[extropy-chat] Superrationality

Lee Corbin lcorbin at tsoft.com
Sun May 21 14:50:44 UTC 2006


Hal writes

> Lee Corbin writes:
> > I have one question. Suppose that today Hofstadter suddenly a time machine,
> > and decides to visit the year 1983. He then finds himself in a sealed room,
> > with his 1983 version in an adjacent sealed room. All each know is that
> > they're in a one-shot PD with each other, and each knows the year from which
> > the other comes.
> >
> > Our Doug, (Doug 2006) consults the payoff matrix.  It says
> >
> >      (5,5) | (0,10)
> >      (10,0)| (1,1)
> >
> > It is clear what the 1983 Doug will do. What move should our
> > Doug play in order to maximize his payoff?
> 
> It's funny that you should word the question like that, since there is
> a fundamental ambiguity in the word "his" in this situation.

Well, of course!  I was hoping that the topic of personal identity
wouldn't distract. 

There is a temptation to see the NIPD outside the context of game theory.
But NIPD arose and fundamentally is simply a question in game theory. You
were to translate the above into "what should an instance do", i.e.,
what is the best that a player can attain in a particular 2-person game?

To be clearer to all, let me say a few words about the fundamentals.
Two person games can usually be analyzed by means of a payoff table.
The object is for a player playing rows, say, to select as his "strategy"
whatever row affords him the greatest payoff as made explicit in the
ith row and jth column of the matrix. The most difficult case arises
when a "mixed strategy" is called for. Considerations *outside* the
payoff table---such as that one may be playing against one's husband
who is known to have a terrible temper---are supposed to be completely
irrelevant.

But in extremely simple situations such as the above matrix WHEN YOU
HAPPEN TO KNOW WHAT COLUMN WILL BE SELECTED BY THE OTHER PLAYER, it
amounts simply to finding a row which "dominates" all your other rows.
This is the object of the game.

> I can't speak for Hofstadter, of course, but ignoring these complications
> I strongly suspect he would cooperate in this situation.  We know he
> found the reasoning compelling enough in 1983 to make quite an issue
> of it.  If he still feels that way, he will play the same.  If not,
> I imagine that out of solidarity and sympathy for his earlier self...

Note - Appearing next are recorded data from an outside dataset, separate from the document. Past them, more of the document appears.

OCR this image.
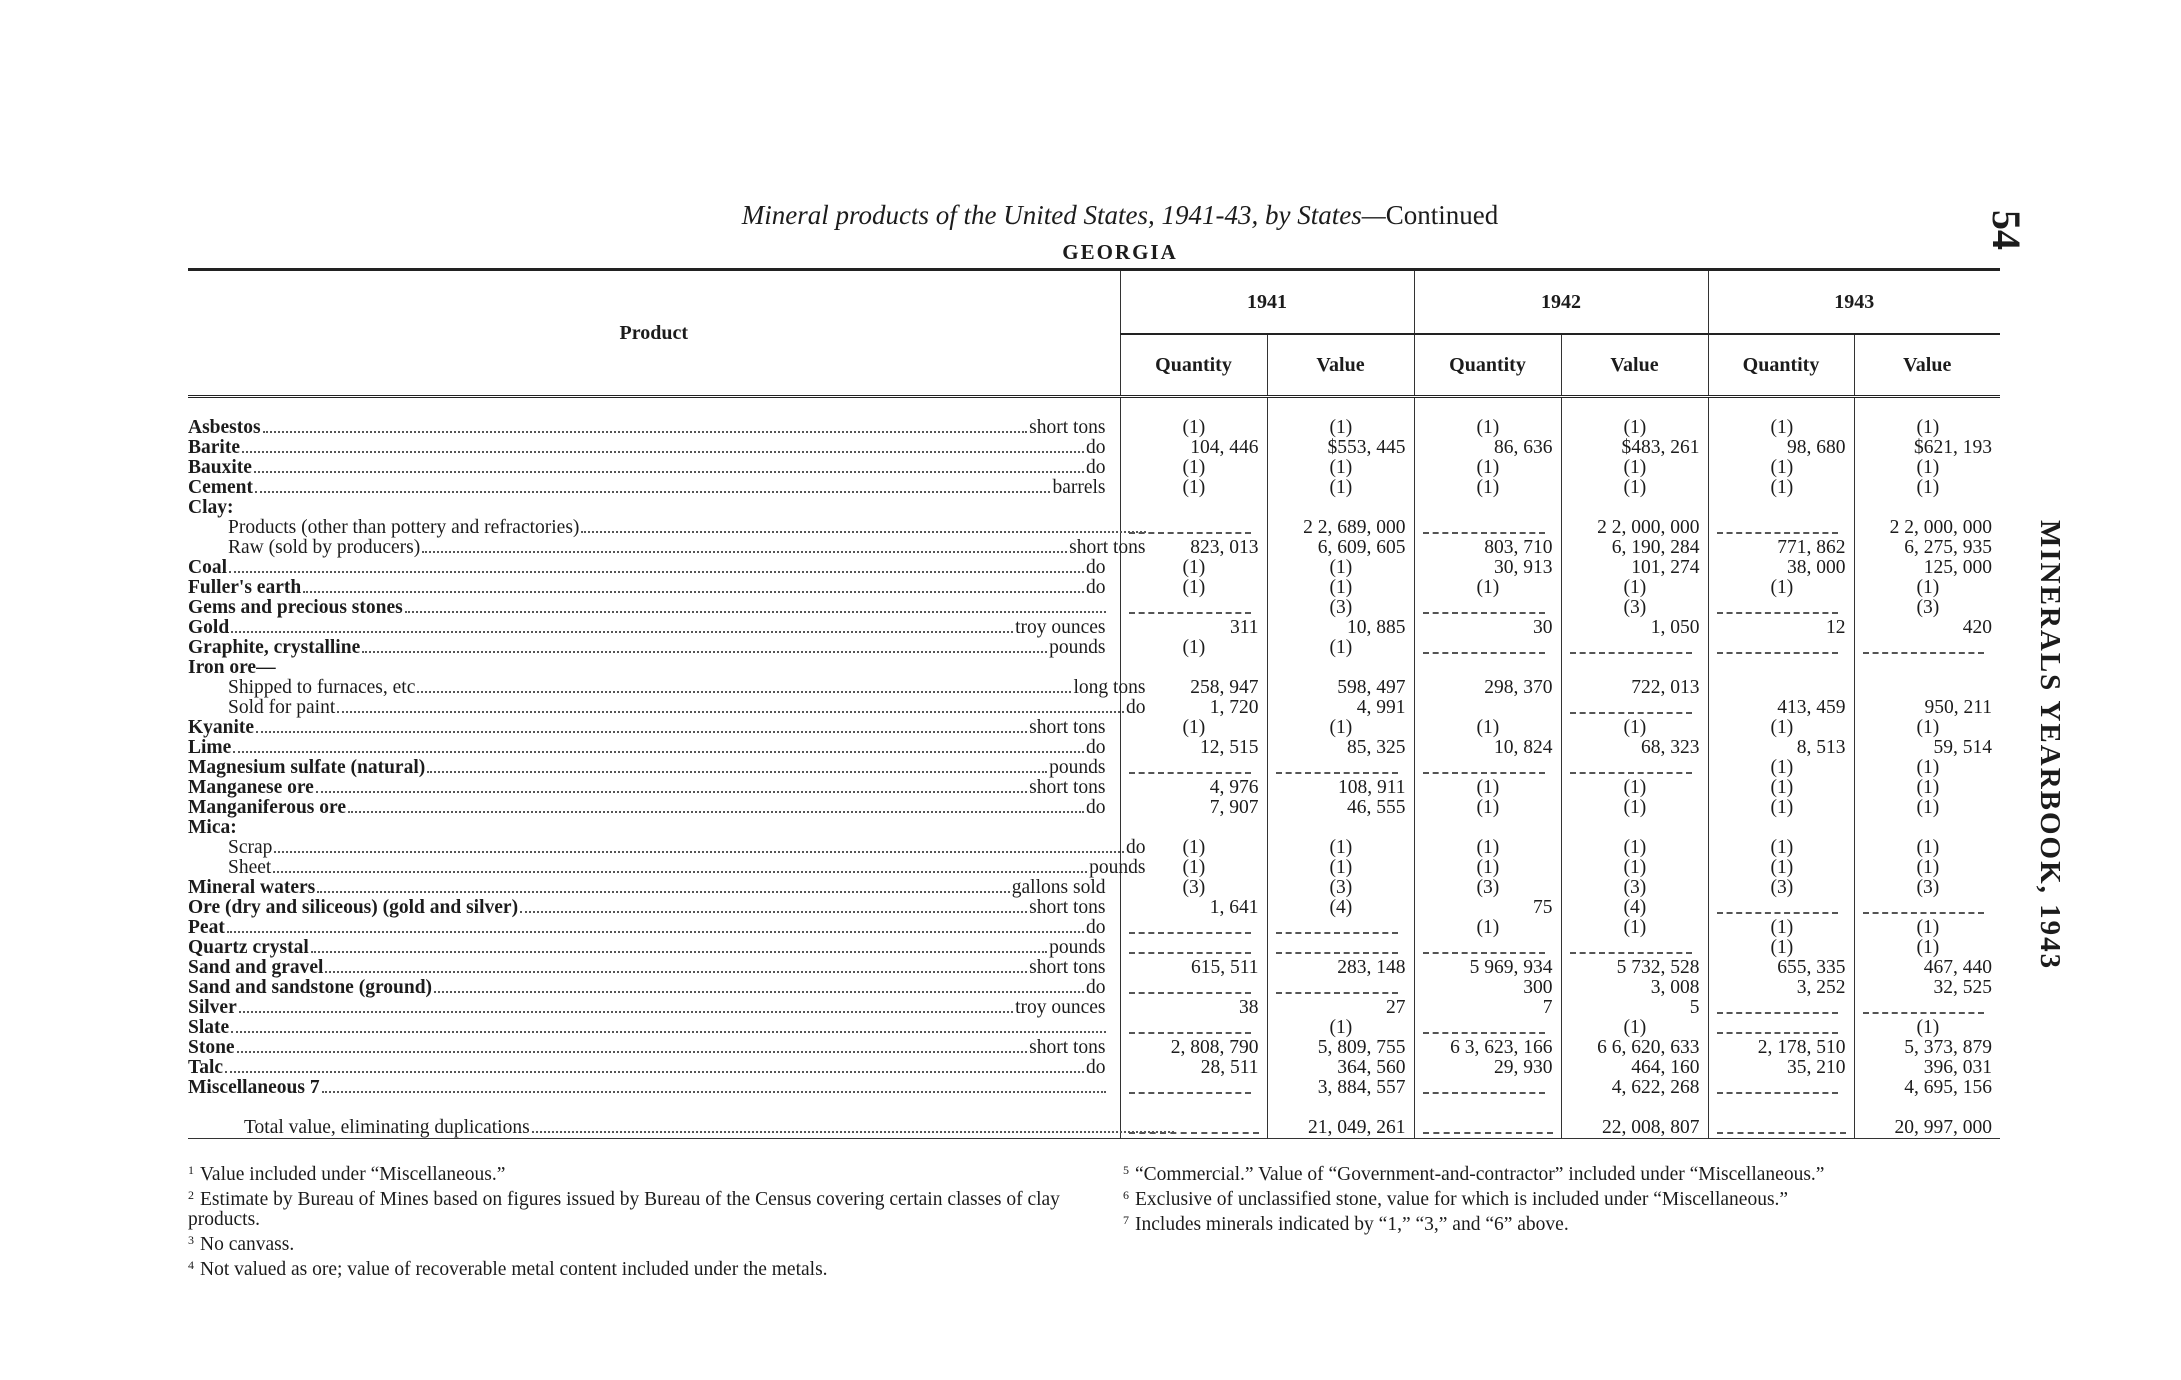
Mineral products of the United States, 1941-43, by States—Continued
GEORGIA
54
MINERALS YEARBOOK, 1943
Product	1941		1942		1943	
	Quantity	Value	Quantity	Value	Quantity	Value

Asbestos short tons	(1)	(1)	(1)	(1)	(1)	(1)

Barite do	104, 446	$553, 445	86, 636	$483, 261	98, 680	$621, 193

Bauxite do	(1)	(1)	(1)	(1)	(1)	(1)

Cement barrels	(1)	(1)	(1)	(1)	(1)	(1)

Clay:						

Products (other than pottery and refractories)		2 2, 689, 000		2 2, 000, 000		2 2, 000, 000

Raw (sold by producers) short tons	823, 013	6, 609, 605	803, 710	6, 190, 284	771, 862	6, 275, 935

Coal do	(1)	(1)	30, 913	101, 274	38, 000	125, 000

Fuller's earth do	(1)	(1)	(1)	(1)	(1)	(1)

Gems and precious stones		(3)		(3)		(3)

Gold troy ounces	311	10, 885	30	1, 050	12	420

Graphite, crystalline pounds	(1)	(1)	

Iron ore—						

Shipped to furnaces, etc long tons	258, 947	598, 497	298, 370	722, 013		

Sold for paint do	1, 720	4, 991			413, 459	950, 211

Kyanite short tons	(1)	(1)	(1)	(1)	(1)	(1)

Lime do	12, 515	85, 325	10, 824	68, 323	8, 513	59, 514

Magnesium sulfate (natural) pounds					(1)	(1)

Manganese ore short tons	4, 976	108, 911	(1)	(1)	(1)	(1)

Manganiferous ore do	7, 907	46, 555	(1)	(1)	(1)	(1)

Mica:						

Scrap do	(1)	(1)	(1)	(1)	(1)	(1)

Sheet pounds	(1)	(1)	(1)	(1)	(1)	(1)

Mineral waters gallons sold	(3)	(3)	(3)	(3)	(3)	(3)

Ore (dry and siliceous) (gold and silver) short tons	1, 641	(4)	75	(4)	

Peat do			(1)	(1)	(1)	(1)

Quartz crystal pounds					(1)	(1)

Sand and gravel short tons	615, 511	283, 148	5 969, 934	5 732, 528	655, 335	467, 440

Sand and sandstone (ground) do			300	3, 008	3, 252	32, 525

Silver troy ounces	38	27	7	5	

Slate		(1)		(1)		(1)

Stone short tons	2, 808, 790	5, 809, 755	6 3, 623, 166	6 6, 620, 633	2, 178, 510	5, 373, 879

Talc do	28, 511	364, 560	29, 930	464, 160	35, 210	396, 031

Miscellaneous 7		3, 884, 557		4, 622, 268		4, 695, 156

Total value, eliminating duplications		21, 049, 261		22, 008, 807		20, 997, 000
$^1$ Value included under “Miscellaneous.”
$^2$ Estimate by Bureau of Mines based on figures issued by Bureau of the Census covering certain classes of clay products.
$^3$ No canvass.
$^4$ Not valued as ore; value of recoverable metal content included under the metals.
$^5$ “Commercial.” Value of “Government-and-contractor” included under “Miscellaneous.”
$^6$ Exclusive of unclassified stone, value for which is included under “Miscellaneous.”
$^7$ Includes minerals indicated by “1,” “3,” and “6” above.
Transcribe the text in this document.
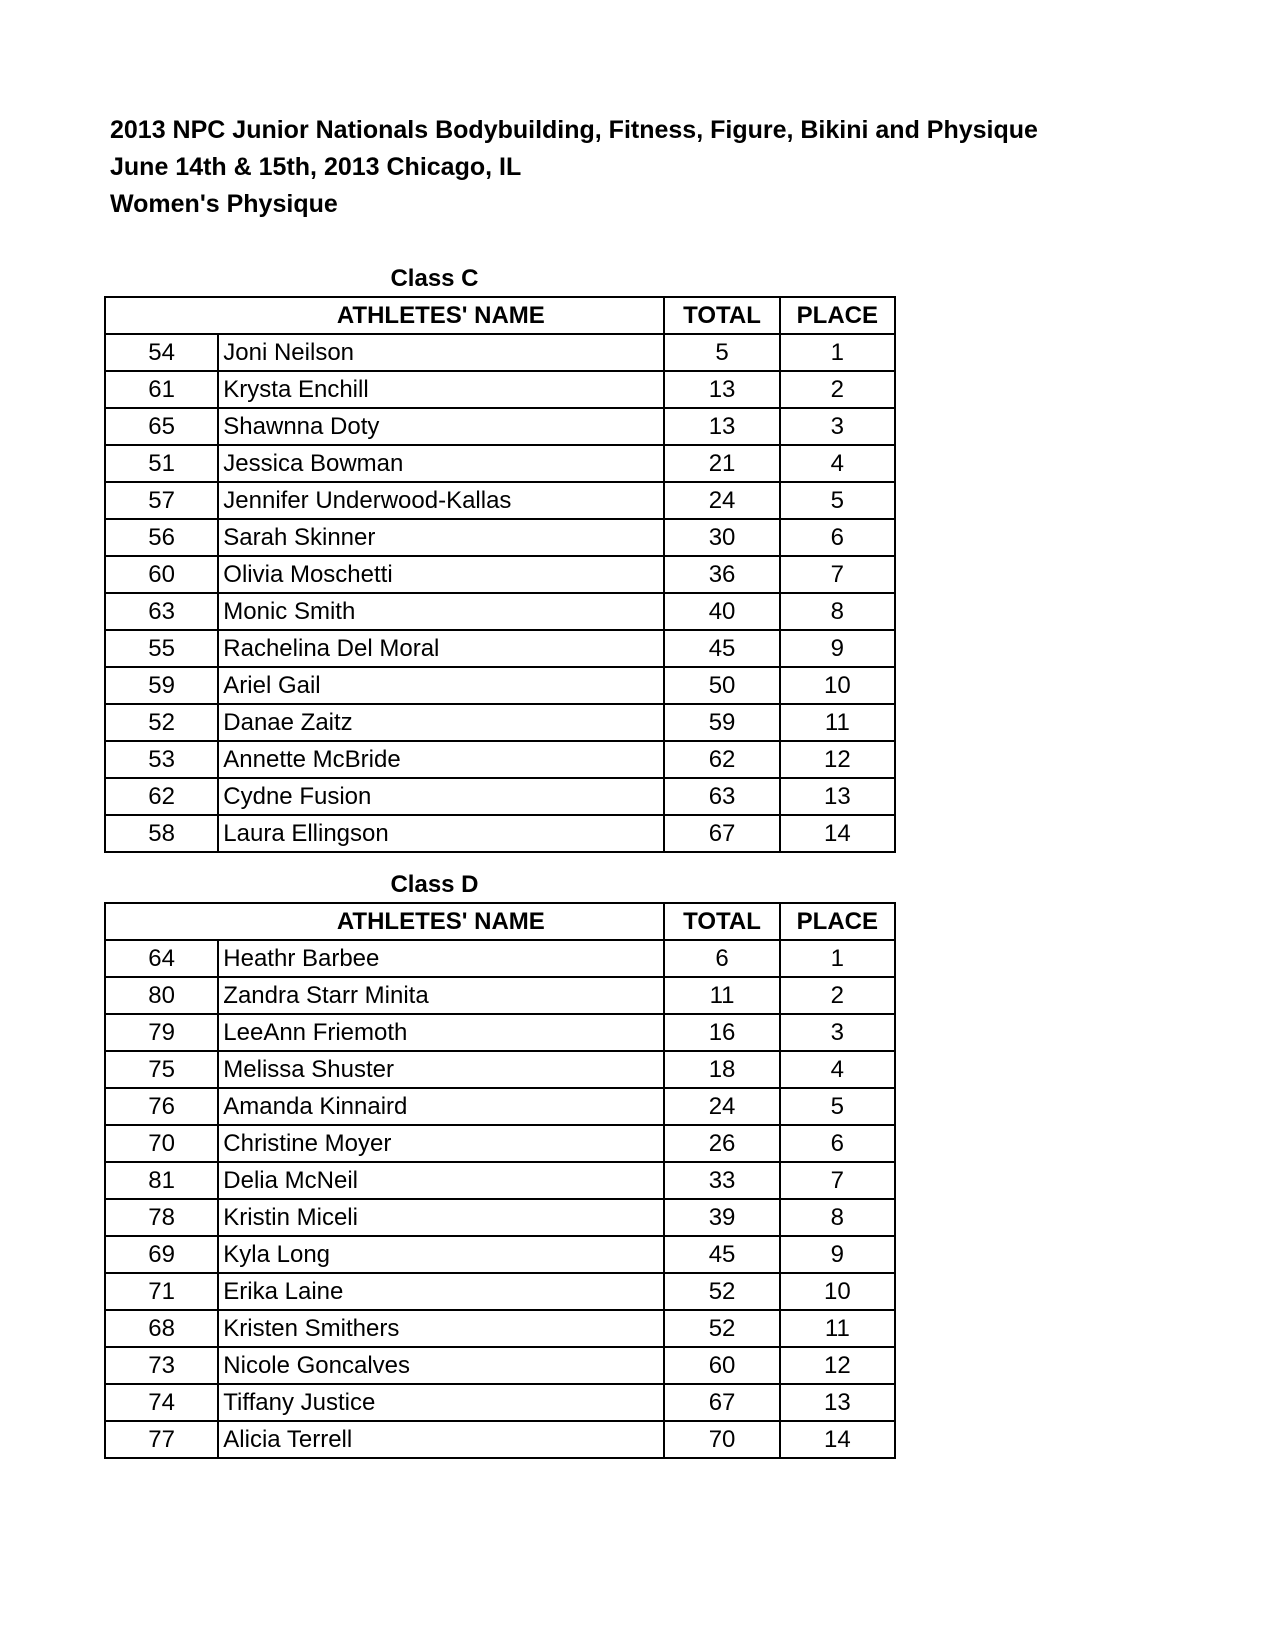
2013 NPC Junior Nationals Bodybuilding, Fitness, Figure, Bikini and Physique
June 14th & 15th, 2013 Chicago, IL
Women's Physique
Class C
	ATHLETES' NAME	TOTAL	PLACE
54	Joni Neilson	5	1
61	Krysta Enchill	13	2
65	Shawnna Doty	13	3
51	Jessica Bowman	21	4
57	Jennifer Underwood-Kallas	24	5
56	Sarah Skinner	30	6
60	Olivia Moschetti	36	7
63	Monic Smith	40	8
55	Rachelina Del Moral	45	9
59	Ariel Gail	50	10
52	Danae Zaitz	59	11
53	Annette McBride	62	12
62	Cydne Fusion	63	13
58	Laura Ellingson	67	14
Class D
	ATHLETES' NAME	TOTAL	PLACE
64	Heathr Barbee	6	1
80	Zandra Starr Minita	11	2
79	LeeAnn Friemoth	16	3
75	Melissa Shuster	18	4
76	Amanda Kinnaird	24	5
70	Christine Moyer	26	6
81	Delia McNeil	33	7
78	Kristin Miceli	39	8
69	Kyla Long	45	9
71	Erika Laine	52	10
68	Kristen Smithers	52	11
73	Nicole Goncalves	60	12
74	Tiffany Justice	67	13
77	Alicia Terrell	70	14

Oh yes, I'm sure that he'd cooperate.  But I didn't ask that.  I asked
what he *should* do as a player in the game. 

The NIPD is notoriously challenging.  But, as I contend, only in the
case where a player does *not* know which column the adversary will
select. The game becomes trivial in the case that a player happens
to know what his opponent will do.

It is obvious that if a player happens to know which column his
adversary is going to select, then his best move is to defect.
I can't make it any simpler than that.

Therefore, you have yet to find an argument that suggests that in
the case when a player's opponent's move is known to a player, 
the player in question should Cooperate.

I think that you should admit that Doug2006---if he is to honestly
participate as a player in the NIPD---should Defect against Doug1983.
Yes, he may indeed have side incentives (for instance, people's well
known reluctance to admit that they have been wrong), but they're
irrelevant to the role of player within the game.

It's really easy to see just how the discussion between Doug2006
and Doug1983 would go after an unbiased and open-minded Doug2006 
Defects, and so of course wins against Doug1983.

Doug 1983: "I can't believe that you Defected. WHY!?"

Doug 2006: "I was reading the Extropian list, and it became clear
           that as I *KNEW* what you were going to do, honesty
           compelled me as a player in the game, to Defect! Just
           look at the payoff table: it was clearly better for
           the player whose role I was assuming---as well you know
           ---to Defect. Honestly, I could not do otherwise."

But alas yes, people are seldom so honest or so objective that they
can put ideological considerations or pride behind them.